Reliability and Tool Stability
Google search has been a stable and reliable tool of choice for years now. It is not only a place to look for information, but also most peoples’ gateway to the Internet. It has seldom faced maintenance or server issues. However, ChatGPT is a new tool which is not prepared to handle the kind of traffic Google’s search engine can. It can run into stability and capacity issues.
Use Cases that Need Information Beyond a Summarized Article
In cases where one needs to generate code for a fixed problem statement or wants to get pin-pointed accurate facts to a specific question, ChatGPT can do a brilliant job at simplifying the task and giving a relevant response. However, the format in which returns information – a summarized article with the relevant data, might be limiting in certain other use cases.
Academic or corporate research where you need references and detailed figures, tables and data in multiple formats will still rely on Google search for the desired information. Although chatbots can be trained to return data in multiple formats, they are not as well-equipped as a search engine is.
ChatGPT vs Google: Final Conclusion
Although ChatGPT can perform exceptionally well in tasks that require it to simplify and explain complex topics and perform a text generation job, it has some strong limitations. Google search is placed better in some aspects, as it has higher reliability and can cater to more diverse use cases. It also has the capacity to handle the current needs for information consumption. When it comes to reliability and dependability in the debate of ChatGPT vs Google, the search engine seems to have an upper hand here.

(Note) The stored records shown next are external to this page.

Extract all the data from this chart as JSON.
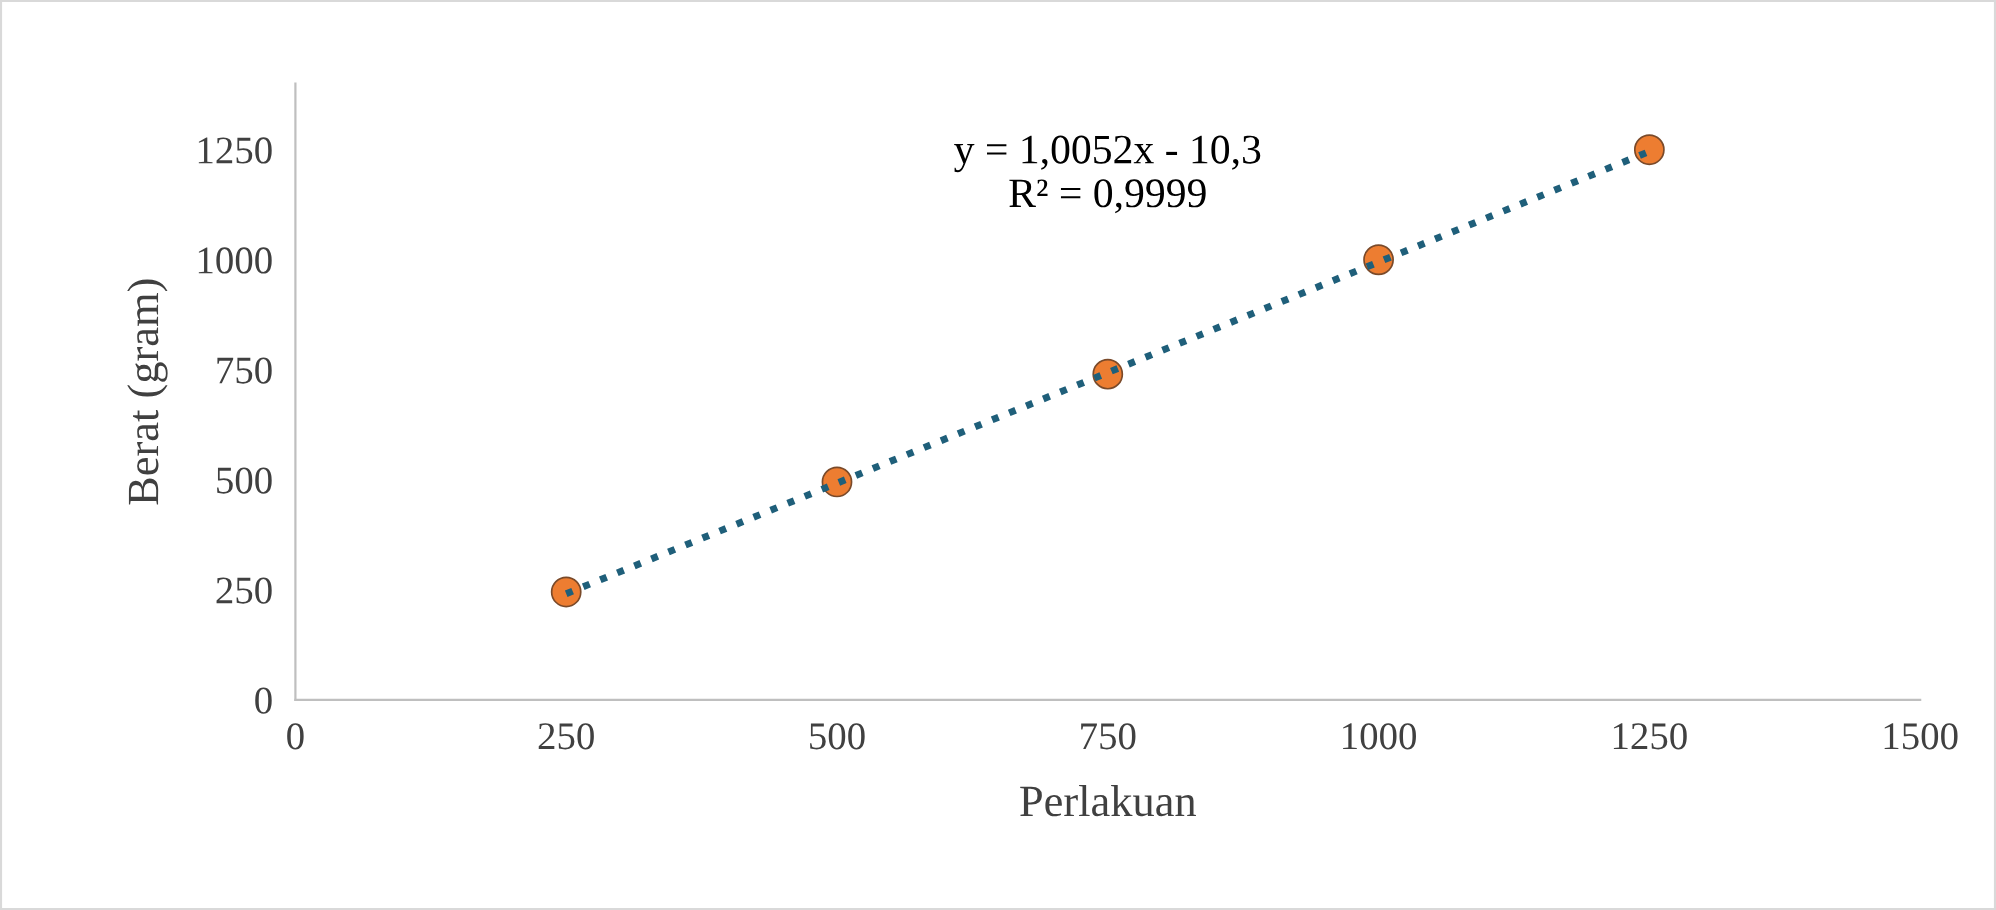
{
  "chart_data": {
    "type": "scatter",
    "xlabel": "Perlakuan",
    "ylabel": "Berat (gram)",
    "x": [
      250,
      500,
      750,
      1000,
      1250
    ],
    "series": [
      {
        "type": "scatter",
        "color": "#ed7d31",
        "values": [
          245,
          495,
          740,
          1000,
          1250
        ],
        "marker": "circle"
      },
      {
        "type": "line",
        "color": "#1f5f7a",
        "x": [
          250,
          1250
        ],
        "values": [
          241,
          1246
        ],
        "line_style": "dotted",
        "marker": "none"
      }
    ],
    "annotations": [
      "y = 1,0052x - 10,3\nR² = 0,9999"
    ],
    "xlim": [
      0,
      1500
    ],
    "ylim": [
      0,
      1400
    ],
    "xticks": [
      0,
      250,
      500,
      750,
      1000,
      1250,
      1500
    ],
    "yticks": [
      0,
      250,
      500,
      750,
      1000,
      1250
    ],
    "grid": false,
    "legend": false
  }
}
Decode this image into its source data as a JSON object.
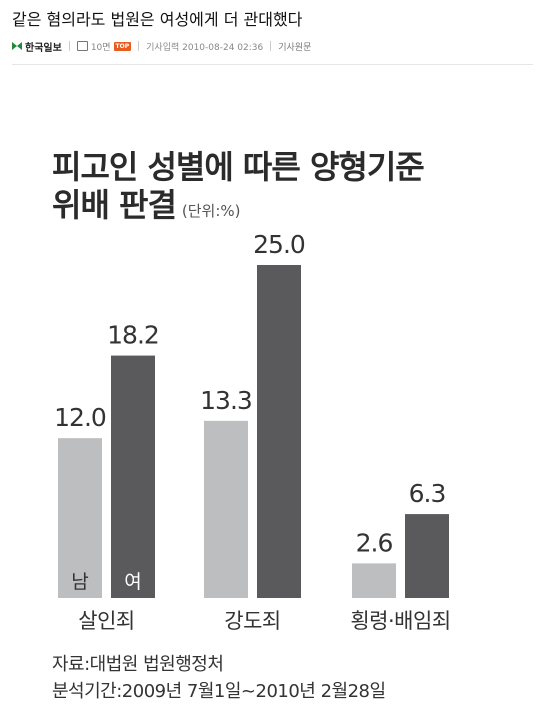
{
  "article": {
    "headline": "같은 혐의라도 법원은 여성에게 더 관대했다",
    "meta": {
      "source": "한국일보",
      "count_label": "10면",
      "badge": "TOP",
      "date_label": "기사입력 2010-08-24 02:36",
      "original_link": "기사원문"
    }
  },
  "chart_data": {
    "type": "bar",
    "title": "피고인 성별에 따른 양형기준 위배 판결",
    "title_lines": [
      "피고인 성별에 따른 양형기준",
      "위배 판결"
    ],
    "unit": "(단위:%)",
    "categories": [
      "살인죄",
      "강도죄",
      "횡령·배임죄"
    ],
    "series": [
      {
        "name": "남",
        "values": [
          12.0,
          13.3,
          2.6
        ],
        "color": "#bdbec0"
      },
      {
        "name": "여",
        "values": [
          18.2,
          25.0,
          6.3
        ],
        "color": "#5a5a5c"
      }
    ],
    "value_labels": [
      [
        "12.0",
        "13.3",
        "2.6"
      ],
      [
        "18.2",
        "25.0",
        "6.3"
      ]
    ],
    "ylim": [
      0,
      25
    ],
    "grid": false,
    "legend_placement": "inside-first-bars",
    "source_note": "자료:대법원 법원행정처",
    "period_note": "분석기간:2009년 7월1일~2010년 2월28일"
  }
}
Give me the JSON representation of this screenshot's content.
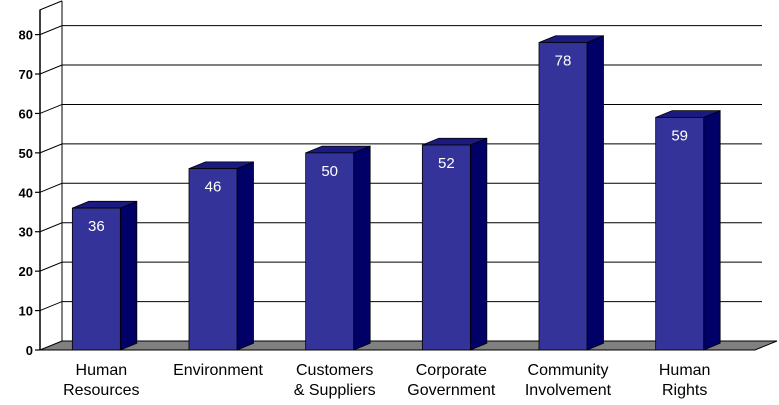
{
  "chart_data": {
    "type": "bar",
    "title": "",
    "xlabel": "",
    "ylabel": "",
    "categories": [
      [
        "Human",
        "Resources"
      ],
      [
        "Environment"
      ],
      [
        "Customers",
        "& Suppliers"
      ],
      [
        "Corporate",
        "Government"
      ],
      [
        "Community",
        "Involvement"
      ],
      [
        "Human",
        "Rights"
      ]
    ],
    "values": [
      36,
      46,
      50,
      52,
      78,
      59
    ],
    "data_labels": [
      "36",
      "46",
      "50",
      "52",
      "78",
      "59"
    ],
    "ylim": [
      0,
      85
    ],
    "yticks": [
      0,
      10,
      20,
      30,
      40,
      50,
      60,
      70,
      80
    ],
    "ytick_labels": [
      "0",
      "10",
      "20",
      "30",
      "40",
      "50",
      "60",
      "70",
      "80"
    ],
    "grid": true,
    "legend": "none",
    "three_d": true,
    "colors": {
      "bar_front": "#333399",
      "bar_side": "#000066",
      "bar_top": "#1a1a80",
      "floor": "#808080",
      "grid": "#000000",
      "data_label": "#ffffff"
    }
  }
}
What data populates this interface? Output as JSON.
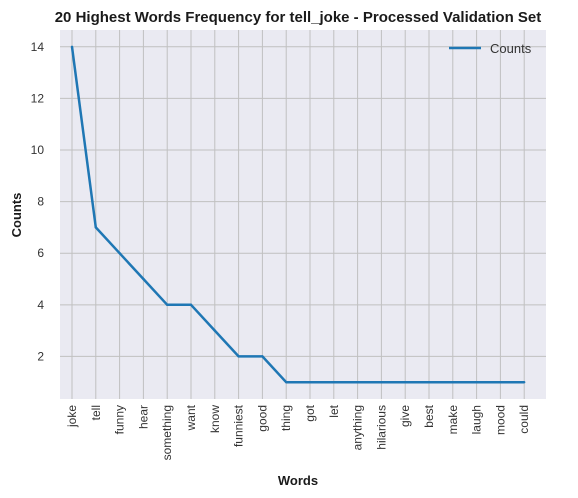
{
  "chart_data": {
    "type": "line",
    "title": "20 Highest Words Frequency for tell_joke - Processed Validation Set",
    "xlabel": "Words",
    "ylabel": "Counts",
    "categories": [
      "joke",
      "tell",
      "funny",
      "hear",
      "something",
      "want",
      "know",
      "funniest",
      "good",
      "thing",
      "got",
      "let",
      "anything",
      "hilarious",
      "give",
      "best",
      "make",
      "laugh",
      "mood",
      "could"
    ],
    "series": [
      {
        "name": "Counts",
        "values": [
          14,
          7,
          6,
          5,
          4,
          4,
          3,
          2,
          2,
          1,
          1,
          1,
          1,
          1,
          1,
          1,
          1,
          1,
          1,
          1
        ],
        "color": "#1f77b4"
      }
    ],
    "yticks": [
      2,
      4,
      6,
      8,
      10,
      12,
      14
    ],
    "ylim": [
      0.35,
      14.65
    ],
    "grid": true,
    "legend_position": "top-right",
    "plot_bg": "#eaeaf2",
    "grid_color": "#c0c0c0"
  }
}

Moreover, the fact that Google can adapt to your current behavior patterns to provide you with customized real-time information, however debatable, is appreciated by a lot of people.
However, experts say that ChatGPT could foster better innovation in the field of AI and language models. The threat to Google’s search business has pushed teams to work on AI research, while handling the universal caveats in this field – misinformation, bias, toxicity and racism. This could lead to a healthier tech ecosystem where competition could foster sustainable, ethical and state-of-the-art innovation. It also has led to other researchers working on better chatbot AI frameworks.
Even if ChatGPT cannot replace Google Search in such research and development in the field of AI current form, it can definitely lead to a better platform to serve information to the users on.